‘Carol your tea is ready.’ My Mum shouts up the stairs.
I’m sitting on my bed, my back against the wall. It's shady and cool in my bedroom, whilst the Sun is still hot outside at 6:00pm. I had laid the table before streaking back upstairs to immerse myself in my book.
‘Carol it’s on the table.’
I couldn’t put it off any longer. I ran downstairs.
My first memory of my own special books was one Christmas time. I must have been seven years old and I’d been given a beautiful and vividly illustrated book of fairy tales. I remember getting up very early on boxing day and reading the fairy tale book in bed.The pictures of giants and wolves were terrifying with horrible, blood-stained, crooked teeth with large gaps, matching the stories. I remember it all being too much, taking the book to Mum and Dad and snuggling in with them. Is this true? Are children really put into pots and boiled? I left that book unread for a long time.

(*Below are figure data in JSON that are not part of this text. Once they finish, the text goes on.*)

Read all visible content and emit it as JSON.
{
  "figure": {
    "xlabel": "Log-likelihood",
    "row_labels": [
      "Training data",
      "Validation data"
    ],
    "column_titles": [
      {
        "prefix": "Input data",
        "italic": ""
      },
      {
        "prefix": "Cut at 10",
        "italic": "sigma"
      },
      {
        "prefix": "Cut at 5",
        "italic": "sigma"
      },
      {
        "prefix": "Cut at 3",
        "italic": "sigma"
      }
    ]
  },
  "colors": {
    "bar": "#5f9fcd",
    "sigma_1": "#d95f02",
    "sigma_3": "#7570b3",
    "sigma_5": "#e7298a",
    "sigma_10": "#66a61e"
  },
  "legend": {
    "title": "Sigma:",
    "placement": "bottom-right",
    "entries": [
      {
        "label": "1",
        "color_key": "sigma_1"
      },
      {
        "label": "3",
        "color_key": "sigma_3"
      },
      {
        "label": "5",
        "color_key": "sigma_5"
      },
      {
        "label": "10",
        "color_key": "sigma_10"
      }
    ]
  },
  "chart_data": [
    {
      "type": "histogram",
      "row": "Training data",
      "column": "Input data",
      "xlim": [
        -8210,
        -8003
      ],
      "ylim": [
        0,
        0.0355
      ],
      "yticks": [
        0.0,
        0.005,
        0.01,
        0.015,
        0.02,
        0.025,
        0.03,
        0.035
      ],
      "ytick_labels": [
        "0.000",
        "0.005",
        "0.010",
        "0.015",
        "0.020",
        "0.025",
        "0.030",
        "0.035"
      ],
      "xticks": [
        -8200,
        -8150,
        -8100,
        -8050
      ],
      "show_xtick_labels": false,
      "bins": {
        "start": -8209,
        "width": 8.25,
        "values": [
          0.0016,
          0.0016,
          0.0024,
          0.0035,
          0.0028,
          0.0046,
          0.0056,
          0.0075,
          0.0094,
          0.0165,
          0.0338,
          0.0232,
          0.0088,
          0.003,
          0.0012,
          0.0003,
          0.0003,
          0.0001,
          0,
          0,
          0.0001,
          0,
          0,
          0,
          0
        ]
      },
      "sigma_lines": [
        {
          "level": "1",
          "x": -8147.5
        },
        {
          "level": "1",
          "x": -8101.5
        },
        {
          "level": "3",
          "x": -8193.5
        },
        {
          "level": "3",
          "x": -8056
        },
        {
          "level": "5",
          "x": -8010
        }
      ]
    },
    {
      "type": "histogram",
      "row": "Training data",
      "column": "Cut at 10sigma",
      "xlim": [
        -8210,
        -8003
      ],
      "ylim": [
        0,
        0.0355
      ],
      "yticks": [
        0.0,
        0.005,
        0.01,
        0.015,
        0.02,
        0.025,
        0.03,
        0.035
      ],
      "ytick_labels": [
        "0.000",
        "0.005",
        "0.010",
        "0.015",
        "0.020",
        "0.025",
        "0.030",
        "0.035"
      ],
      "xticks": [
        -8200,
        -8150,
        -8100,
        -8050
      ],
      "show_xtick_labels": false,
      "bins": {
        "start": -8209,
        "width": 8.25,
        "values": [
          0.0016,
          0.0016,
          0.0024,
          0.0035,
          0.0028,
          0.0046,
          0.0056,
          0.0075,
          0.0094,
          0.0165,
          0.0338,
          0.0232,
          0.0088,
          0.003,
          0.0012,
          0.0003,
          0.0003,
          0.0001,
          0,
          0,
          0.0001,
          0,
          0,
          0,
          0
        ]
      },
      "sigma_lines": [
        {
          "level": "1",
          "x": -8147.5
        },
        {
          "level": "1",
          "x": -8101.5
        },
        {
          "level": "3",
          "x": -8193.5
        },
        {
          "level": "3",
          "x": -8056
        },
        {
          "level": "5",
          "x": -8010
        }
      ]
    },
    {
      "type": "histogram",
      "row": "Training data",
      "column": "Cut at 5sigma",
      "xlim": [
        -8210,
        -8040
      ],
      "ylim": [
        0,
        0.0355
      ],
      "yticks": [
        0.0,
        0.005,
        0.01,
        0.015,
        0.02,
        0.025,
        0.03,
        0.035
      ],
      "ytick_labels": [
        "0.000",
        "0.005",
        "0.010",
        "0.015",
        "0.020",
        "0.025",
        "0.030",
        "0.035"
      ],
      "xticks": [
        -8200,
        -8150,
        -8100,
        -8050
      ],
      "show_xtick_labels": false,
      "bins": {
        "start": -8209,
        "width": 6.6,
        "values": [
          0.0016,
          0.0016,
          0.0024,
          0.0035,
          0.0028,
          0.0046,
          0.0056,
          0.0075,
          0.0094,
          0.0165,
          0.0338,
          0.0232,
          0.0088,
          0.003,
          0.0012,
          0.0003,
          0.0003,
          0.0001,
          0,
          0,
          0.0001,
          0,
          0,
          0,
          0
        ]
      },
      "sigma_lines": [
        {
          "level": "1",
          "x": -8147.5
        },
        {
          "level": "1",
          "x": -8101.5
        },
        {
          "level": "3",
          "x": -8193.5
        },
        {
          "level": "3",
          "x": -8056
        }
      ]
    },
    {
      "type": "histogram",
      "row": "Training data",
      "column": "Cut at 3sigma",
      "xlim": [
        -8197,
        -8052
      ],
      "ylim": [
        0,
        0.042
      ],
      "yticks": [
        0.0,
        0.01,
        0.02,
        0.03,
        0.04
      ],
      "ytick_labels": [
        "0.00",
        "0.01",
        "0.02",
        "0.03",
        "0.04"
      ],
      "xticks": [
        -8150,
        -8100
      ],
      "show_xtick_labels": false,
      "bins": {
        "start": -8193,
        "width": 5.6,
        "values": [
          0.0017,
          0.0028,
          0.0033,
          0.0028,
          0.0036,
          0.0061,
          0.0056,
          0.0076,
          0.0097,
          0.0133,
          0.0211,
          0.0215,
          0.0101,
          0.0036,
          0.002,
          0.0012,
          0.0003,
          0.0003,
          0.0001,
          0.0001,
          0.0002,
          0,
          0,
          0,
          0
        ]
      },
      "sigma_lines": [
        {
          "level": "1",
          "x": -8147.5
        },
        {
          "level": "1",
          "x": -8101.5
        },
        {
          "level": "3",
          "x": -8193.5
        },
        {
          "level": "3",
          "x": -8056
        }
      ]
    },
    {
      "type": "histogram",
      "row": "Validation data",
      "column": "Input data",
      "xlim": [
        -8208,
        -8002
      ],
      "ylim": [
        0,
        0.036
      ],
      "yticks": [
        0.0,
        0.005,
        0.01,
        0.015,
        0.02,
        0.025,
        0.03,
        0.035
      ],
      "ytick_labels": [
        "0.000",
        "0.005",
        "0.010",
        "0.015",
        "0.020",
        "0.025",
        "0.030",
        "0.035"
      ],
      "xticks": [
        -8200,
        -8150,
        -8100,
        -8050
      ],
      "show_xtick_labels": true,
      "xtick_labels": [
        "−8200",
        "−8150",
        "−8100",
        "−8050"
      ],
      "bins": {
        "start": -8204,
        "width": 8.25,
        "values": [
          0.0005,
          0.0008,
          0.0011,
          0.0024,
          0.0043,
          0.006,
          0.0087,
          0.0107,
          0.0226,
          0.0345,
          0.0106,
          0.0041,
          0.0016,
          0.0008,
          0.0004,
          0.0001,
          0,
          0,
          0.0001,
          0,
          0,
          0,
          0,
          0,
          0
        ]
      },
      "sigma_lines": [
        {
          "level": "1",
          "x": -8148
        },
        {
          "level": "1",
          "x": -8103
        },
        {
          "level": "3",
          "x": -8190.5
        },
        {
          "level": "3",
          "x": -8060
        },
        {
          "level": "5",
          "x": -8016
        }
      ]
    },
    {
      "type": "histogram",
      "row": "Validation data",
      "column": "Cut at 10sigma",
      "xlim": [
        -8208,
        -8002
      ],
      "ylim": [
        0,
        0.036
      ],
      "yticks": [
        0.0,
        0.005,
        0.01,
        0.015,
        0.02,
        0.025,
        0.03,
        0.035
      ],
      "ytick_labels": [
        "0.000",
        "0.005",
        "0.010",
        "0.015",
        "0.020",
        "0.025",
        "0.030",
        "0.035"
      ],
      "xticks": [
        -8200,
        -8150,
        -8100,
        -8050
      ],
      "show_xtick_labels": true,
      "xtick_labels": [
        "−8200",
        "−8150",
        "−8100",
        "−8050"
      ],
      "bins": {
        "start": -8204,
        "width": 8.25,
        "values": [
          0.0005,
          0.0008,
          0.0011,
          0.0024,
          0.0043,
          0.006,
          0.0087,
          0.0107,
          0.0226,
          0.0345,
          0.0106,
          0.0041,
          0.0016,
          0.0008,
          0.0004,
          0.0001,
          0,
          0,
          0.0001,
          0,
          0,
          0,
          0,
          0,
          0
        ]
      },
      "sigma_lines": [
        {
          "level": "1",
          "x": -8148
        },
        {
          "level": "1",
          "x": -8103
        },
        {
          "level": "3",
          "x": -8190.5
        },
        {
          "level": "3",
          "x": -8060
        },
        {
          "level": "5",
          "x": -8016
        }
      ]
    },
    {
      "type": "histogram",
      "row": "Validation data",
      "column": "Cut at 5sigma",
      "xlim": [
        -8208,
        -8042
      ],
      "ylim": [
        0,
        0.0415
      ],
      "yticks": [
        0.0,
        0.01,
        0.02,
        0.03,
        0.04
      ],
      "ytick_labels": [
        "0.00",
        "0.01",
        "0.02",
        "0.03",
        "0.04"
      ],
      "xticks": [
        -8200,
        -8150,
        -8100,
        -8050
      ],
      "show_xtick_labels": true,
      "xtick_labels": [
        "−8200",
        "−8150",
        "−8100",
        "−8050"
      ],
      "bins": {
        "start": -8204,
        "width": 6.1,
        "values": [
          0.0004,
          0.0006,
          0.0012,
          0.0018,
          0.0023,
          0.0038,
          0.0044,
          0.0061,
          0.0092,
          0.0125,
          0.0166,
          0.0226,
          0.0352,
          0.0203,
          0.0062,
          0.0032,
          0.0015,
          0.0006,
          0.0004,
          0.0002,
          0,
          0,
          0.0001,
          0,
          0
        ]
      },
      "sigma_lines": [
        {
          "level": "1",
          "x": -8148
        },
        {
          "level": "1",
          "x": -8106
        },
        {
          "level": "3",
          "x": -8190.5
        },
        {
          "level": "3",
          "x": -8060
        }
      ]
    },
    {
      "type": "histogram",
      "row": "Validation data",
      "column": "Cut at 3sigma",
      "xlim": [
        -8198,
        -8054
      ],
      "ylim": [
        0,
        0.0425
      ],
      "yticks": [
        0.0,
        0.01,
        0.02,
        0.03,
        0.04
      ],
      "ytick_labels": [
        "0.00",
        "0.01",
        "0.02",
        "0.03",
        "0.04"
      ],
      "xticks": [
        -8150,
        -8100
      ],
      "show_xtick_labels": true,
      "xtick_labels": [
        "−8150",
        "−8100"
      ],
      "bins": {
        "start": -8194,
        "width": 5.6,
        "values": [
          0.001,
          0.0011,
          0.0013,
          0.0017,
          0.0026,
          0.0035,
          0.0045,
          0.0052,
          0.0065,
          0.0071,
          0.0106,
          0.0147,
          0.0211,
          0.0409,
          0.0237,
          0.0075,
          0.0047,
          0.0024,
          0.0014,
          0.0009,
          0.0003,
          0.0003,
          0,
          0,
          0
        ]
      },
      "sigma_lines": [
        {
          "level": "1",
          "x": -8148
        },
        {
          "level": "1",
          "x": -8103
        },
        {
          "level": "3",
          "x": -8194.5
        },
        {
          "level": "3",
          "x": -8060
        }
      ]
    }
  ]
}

I got my own library tickets about the same time as my two-wheeler bike. I rode it to Bromborough library, then housed in a pre-fab building in the garden of Stanhope House at the top of our road. I stood my bike against the sandstone wall and walked with anticipation under the stone arch, through the tunnel of dark laurels, emerging onto an open space and the library. I was allowed to choose three books and was directed to the children’s section. How I was going to ride the bike home and carry the books? One of the books was from the Lone Pine Adventures series by Malcolm Saville. These fuelled great excitement as we drove past the Long Mynd in Shropshire. I gabbled the story of the Lone Pine Club hiking to the Devil’s chair (Stiper Stones) and their adventures to my less than interested family. I was desperate to stop there and relive their adventures, but we drove past on our way to Tenby.
I had pneumonia when I was eleven and had six weeks off school, having the best time with a pile of classics, such as Jane Eyre and Treasure Island. Content in my imaginary world fuelled by Ski yogurt.
At secondary school I was good at science and fascinated by nature, so I studied science A levels. My biology teacher told us to read ‘The Silent Spring’ by Rachel Carson and ‘The Double Helix’ by James Watson both influential and shocking in their own ways.
I went to University to study Plant Science and for a while I stopped reading for joy and immersed myself in large tomes from the never-ending reading lists. Until my boyfriend talked about a book he was reading - Wilt, a comedy novel by Tom Sharpe. He was doing his finals! It made me laugh out loud. I realised how much I had missed escaping into a book.
Writing my thesis was the most mentally challenging thing I have ever done. I wrote it long hand and it would come back from my supervisor chopped up and sellotaped back together again, full of annotations and crossings out in red pen. ‘I can’t do this!’ frequently crossed my mind. By the time it was typed up and being put together I loved the work.
Through motherhood, a business, a teaching career I wrote and read. Finally, I answered an advert for a project editor. They needed someone who understood chemistry and I passed the editorial test and interview. My career in publishing had begun. My first books were a series of eight library books for key stage 3, one for each group of the periodic table, written by an author I am still in contact with today 22 years on. I worked with the author during the writing, edited the text, selected images, collaborated with the typesetter on the layout and eventually held the finished product in my hands, the first set of many beautiful and important books.
I wanted more. I trained to be a One of many ICF accredited coach, a circle facilitator and a wild voice facilitator. I wanted to help women to share their knowledge and experiences, their stories. I am now helping women, who want to write their first books, so they too can shape people's lives.